/ 1 December 2000

Triumph of a boring election

The Democratic Alliance’s trumpeting of the defection of Solly Kotane to its ranks and the African National Congress’s exhibitionism over former newspaper spy Craig Kotze symbolise the rank opportunism that has characterised our local government elections.

Just when we thought that no one could go lower, the DA delighted at the questionable granting of amnesty to 13 murderers in the Boipatong massacre and issued an insensitive statement claiming that this vindicated former president FW de Klerk.

The District Six community’s victory at the end of a painful struggle to get their land back was hijacked into an ANC election rally, providing further use for the sick pail. And the sight of the Pan Africanist Congress grandstanding and inflaming racial passions outside the trial of the six North Rand cops who brutalised illegal immigrants with their dogs was possibly the lowest point of all.

Our politicians really think we are stupid.

The only cause for cheer is that the political season is almost over. Before then, though, we have to discharge our civic duty and vote.

In recent weeks, pundits have been debating in this newspaper whether, given the options, it is worth voting at all. Disillusionment with the system and the parties leading to voter apathy threatens to undermine our hard-won freedoms.

There is no question that we have to vote. The candidates are not always ideal, but this is the price of democracy. If the best that a nation of 250-million like the United States can come up with is Al Gore and George W Bush, then the voters of Rondebosch, Alexandra and Pofadder are not doing too badly.

Clearly, the local government electoral system, allowing people to vote for candidates of choice no matter their party, has widened the choices. We urge voters to size up their candidates and support those with integrity, no matter which party they represent. This is an opportunity to remove the self-servers and blowhards from office, to take out those who make promises but are not seen until the next election.

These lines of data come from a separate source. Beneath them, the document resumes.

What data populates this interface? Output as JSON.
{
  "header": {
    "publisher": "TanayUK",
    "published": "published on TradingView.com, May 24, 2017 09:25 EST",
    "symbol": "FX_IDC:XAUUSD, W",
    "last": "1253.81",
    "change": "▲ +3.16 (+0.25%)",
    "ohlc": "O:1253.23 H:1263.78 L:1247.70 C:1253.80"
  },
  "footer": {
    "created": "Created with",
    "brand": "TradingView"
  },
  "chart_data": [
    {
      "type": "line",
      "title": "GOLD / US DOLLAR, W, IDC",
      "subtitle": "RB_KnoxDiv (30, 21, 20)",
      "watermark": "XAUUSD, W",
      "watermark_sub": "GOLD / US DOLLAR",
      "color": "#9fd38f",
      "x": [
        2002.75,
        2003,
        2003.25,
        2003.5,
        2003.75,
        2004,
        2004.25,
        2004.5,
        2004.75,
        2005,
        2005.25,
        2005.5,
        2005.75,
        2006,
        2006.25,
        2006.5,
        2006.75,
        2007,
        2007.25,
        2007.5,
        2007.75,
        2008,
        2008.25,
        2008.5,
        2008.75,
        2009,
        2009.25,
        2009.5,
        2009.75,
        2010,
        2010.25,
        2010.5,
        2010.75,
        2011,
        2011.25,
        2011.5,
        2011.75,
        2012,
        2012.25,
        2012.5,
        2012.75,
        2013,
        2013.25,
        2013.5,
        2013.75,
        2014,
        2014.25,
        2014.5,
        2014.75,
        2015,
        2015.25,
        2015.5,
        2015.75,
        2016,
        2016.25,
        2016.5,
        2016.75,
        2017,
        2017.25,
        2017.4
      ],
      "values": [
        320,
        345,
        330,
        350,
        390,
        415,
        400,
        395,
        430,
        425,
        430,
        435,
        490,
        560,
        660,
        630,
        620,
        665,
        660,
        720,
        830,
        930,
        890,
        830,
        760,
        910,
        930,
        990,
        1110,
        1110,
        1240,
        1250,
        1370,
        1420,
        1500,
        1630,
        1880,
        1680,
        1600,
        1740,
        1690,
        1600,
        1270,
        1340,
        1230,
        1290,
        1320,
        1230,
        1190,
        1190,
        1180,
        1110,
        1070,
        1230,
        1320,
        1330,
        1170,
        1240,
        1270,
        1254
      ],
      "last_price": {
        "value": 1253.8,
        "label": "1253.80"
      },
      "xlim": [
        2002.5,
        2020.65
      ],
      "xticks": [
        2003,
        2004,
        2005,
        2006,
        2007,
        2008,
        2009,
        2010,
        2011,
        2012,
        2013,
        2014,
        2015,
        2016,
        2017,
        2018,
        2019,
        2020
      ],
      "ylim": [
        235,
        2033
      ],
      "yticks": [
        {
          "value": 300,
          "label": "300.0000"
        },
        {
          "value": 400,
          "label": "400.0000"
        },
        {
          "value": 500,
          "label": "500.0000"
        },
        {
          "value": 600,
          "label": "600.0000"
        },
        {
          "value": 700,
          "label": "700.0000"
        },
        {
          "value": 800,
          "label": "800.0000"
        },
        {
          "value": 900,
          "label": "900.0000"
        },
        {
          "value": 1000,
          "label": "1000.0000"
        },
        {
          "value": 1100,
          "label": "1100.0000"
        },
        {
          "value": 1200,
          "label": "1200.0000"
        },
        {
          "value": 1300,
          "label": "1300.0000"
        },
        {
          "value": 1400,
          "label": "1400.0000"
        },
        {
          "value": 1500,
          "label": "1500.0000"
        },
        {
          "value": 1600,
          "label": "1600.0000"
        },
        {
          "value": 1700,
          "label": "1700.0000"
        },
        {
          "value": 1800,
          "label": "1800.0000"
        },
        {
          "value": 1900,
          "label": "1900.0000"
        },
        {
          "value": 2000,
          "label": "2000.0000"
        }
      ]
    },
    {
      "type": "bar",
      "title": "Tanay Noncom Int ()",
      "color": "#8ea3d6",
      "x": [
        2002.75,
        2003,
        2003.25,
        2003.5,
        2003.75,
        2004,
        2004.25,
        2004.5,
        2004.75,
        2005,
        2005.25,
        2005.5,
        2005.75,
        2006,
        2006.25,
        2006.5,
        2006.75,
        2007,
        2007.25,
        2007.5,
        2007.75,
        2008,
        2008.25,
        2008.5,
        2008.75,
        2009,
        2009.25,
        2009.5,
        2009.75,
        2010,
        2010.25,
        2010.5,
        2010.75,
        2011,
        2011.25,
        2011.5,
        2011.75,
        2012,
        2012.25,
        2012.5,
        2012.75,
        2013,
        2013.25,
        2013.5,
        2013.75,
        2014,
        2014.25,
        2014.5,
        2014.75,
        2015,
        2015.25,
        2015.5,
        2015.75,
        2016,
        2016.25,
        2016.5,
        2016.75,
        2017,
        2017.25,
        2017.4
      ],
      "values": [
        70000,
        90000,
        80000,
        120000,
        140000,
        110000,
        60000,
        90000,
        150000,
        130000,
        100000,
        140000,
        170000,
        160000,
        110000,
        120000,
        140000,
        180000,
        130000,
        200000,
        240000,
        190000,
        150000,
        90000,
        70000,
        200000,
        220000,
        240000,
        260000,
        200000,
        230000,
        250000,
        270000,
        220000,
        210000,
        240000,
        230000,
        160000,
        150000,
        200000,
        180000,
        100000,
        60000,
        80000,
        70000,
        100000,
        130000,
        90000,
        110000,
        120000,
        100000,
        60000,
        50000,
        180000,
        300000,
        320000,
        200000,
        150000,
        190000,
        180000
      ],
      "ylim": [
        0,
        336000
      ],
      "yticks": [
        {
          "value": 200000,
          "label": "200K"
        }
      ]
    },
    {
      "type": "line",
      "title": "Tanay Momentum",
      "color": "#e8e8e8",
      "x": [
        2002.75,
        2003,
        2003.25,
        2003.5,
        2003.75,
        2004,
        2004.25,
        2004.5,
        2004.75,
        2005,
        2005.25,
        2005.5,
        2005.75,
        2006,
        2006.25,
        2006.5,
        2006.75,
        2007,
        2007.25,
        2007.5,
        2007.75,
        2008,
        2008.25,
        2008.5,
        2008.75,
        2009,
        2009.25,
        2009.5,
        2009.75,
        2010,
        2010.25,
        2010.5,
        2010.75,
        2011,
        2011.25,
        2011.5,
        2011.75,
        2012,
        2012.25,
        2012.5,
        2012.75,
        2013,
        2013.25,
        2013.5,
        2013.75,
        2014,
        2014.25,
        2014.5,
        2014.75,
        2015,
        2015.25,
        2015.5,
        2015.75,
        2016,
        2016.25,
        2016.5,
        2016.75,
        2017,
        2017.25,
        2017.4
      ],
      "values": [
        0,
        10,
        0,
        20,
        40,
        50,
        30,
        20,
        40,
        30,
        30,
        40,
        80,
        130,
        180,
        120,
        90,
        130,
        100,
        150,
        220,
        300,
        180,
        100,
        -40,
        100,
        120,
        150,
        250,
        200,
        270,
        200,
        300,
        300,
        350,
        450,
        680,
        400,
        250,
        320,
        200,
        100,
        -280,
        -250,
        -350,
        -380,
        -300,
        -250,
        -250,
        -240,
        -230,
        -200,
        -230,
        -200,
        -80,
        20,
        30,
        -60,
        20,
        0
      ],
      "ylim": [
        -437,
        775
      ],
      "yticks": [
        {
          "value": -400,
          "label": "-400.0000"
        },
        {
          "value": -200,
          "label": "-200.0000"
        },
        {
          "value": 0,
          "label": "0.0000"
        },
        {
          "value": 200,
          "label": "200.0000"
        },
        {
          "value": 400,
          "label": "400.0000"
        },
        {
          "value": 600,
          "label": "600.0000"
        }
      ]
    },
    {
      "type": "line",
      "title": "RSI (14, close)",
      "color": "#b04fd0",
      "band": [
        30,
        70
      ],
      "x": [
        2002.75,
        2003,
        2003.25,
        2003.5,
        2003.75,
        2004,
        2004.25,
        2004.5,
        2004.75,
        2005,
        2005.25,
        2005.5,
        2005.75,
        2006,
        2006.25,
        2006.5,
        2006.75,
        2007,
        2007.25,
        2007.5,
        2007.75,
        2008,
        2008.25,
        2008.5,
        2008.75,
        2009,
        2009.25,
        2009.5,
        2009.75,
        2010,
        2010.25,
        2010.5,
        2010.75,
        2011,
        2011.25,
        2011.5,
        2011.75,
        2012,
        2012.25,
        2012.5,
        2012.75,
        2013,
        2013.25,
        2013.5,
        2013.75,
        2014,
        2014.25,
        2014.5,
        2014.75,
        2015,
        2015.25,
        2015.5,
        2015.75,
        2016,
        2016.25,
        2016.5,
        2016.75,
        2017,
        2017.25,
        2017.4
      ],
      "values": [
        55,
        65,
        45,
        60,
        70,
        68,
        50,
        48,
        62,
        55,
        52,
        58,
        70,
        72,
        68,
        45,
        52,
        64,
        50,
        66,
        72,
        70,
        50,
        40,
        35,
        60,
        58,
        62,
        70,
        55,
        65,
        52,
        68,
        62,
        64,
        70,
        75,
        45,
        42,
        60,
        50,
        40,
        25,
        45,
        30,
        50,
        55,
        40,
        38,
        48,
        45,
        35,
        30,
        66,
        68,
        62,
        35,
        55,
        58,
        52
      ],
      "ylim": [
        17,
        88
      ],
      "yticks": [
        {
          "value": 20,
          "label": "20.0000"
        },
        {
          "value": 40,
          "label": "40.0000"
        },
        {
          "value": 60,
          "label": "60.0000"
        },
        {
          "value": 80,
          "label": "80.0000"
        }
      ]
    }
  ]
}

Voters have to scrutinise the track records of candidates to ensure that our public representatives subscribe to the highest values and that we can trust them to build our democracy.

The second, proportional representation vote should be cast for the party that has delivered or is capable of delivering to one’s own community. It is an easy enough test because the relationship is so direct and measurable. Local government is about services and benefits, about street lights and garbage collections, to the public.

And even if we’ve had enough of opportunism, we have much to be thankful for in these elections. There have been relatively low levels of violence and most political parties have understood the sense of contesting all areas, not just those within their own racial ghettoes and strongholds.

And if at the end of the day some people say that is boring, then so be it, because that in itself is a massive sign of progress.

Replace Heath with Welz The Constitutional Court ruling this week which neuters the new South Africa’s most famous corruption buster, the Heath investigative unit, will have serious ramifications for many months to come.

The obvious question is why the state law advisers who signed off the legislation governing the Heath unit got it so wrong and exposed the unit to such a humiliating judgement. It of course took a group of wealthy lawyers to get the Constitutional Court to take on Heath and prove that the legislation underpinning one of South Africa’s most important institutions was fundamentally flawed.

The unit has been given roughly a year to wind up current investigations, after which it has to amend its appointment procedures. That means the unit’s head, Judge Willem Heath, will either resign from his position on the Bench to remain with the unit or return to the Eastern Cape courts.

As a public relations exercise, the unit has been a phenomenal success it is perceived, both at home and abroad, as the most effective anti-corruption unit in the country.

The obvious question is who will take over the baton from Heath. The original legislation, now found to be inconsistent with the constitutional principle of separation of powers, stipulated that only a judge should head the unit. There is concern in legal circles that whoever succeeds Heath may lack the stature and clout that the position of a judge affords. The Constitutional Court judgement itself acknowledges the necessity of having “a person of integrity” head the unit.

Another issue alluded to in the judgement is ironing out the criteria for what may or may not be a “proper” non-judicial assignment for judges. In most modern democracies, including South Africa, judges are involved in a variety of activities not directly related to judicial office, such as commissions of inquiry, and, in the case of Judge Johan Kriegler, the Independent Electoral Commission.

Aside from matters of constitutionality and technical legal points, there remains the very ugly question of how to deal with South Africa’s errant accident lawyers. The flaccid law societies have proven themselves ineffective in combating the scourge of unscrupulous lawyers who are pocketing excessive portions of their clients’ compensation. With Heath out of the picture, it remains to be seen who will flex their muscle to root out what boils down to criminal behaviour by an uncomfortably large number of road accident lawyers. For now, all the public can do is go to the press. It was, after all, Martin Welz’s Noseweek that spotlighted unscrupulous road accident lawyers in the first place. Which leads us to conclude that the most suitable replacement for Heath is the feisty Welz himself.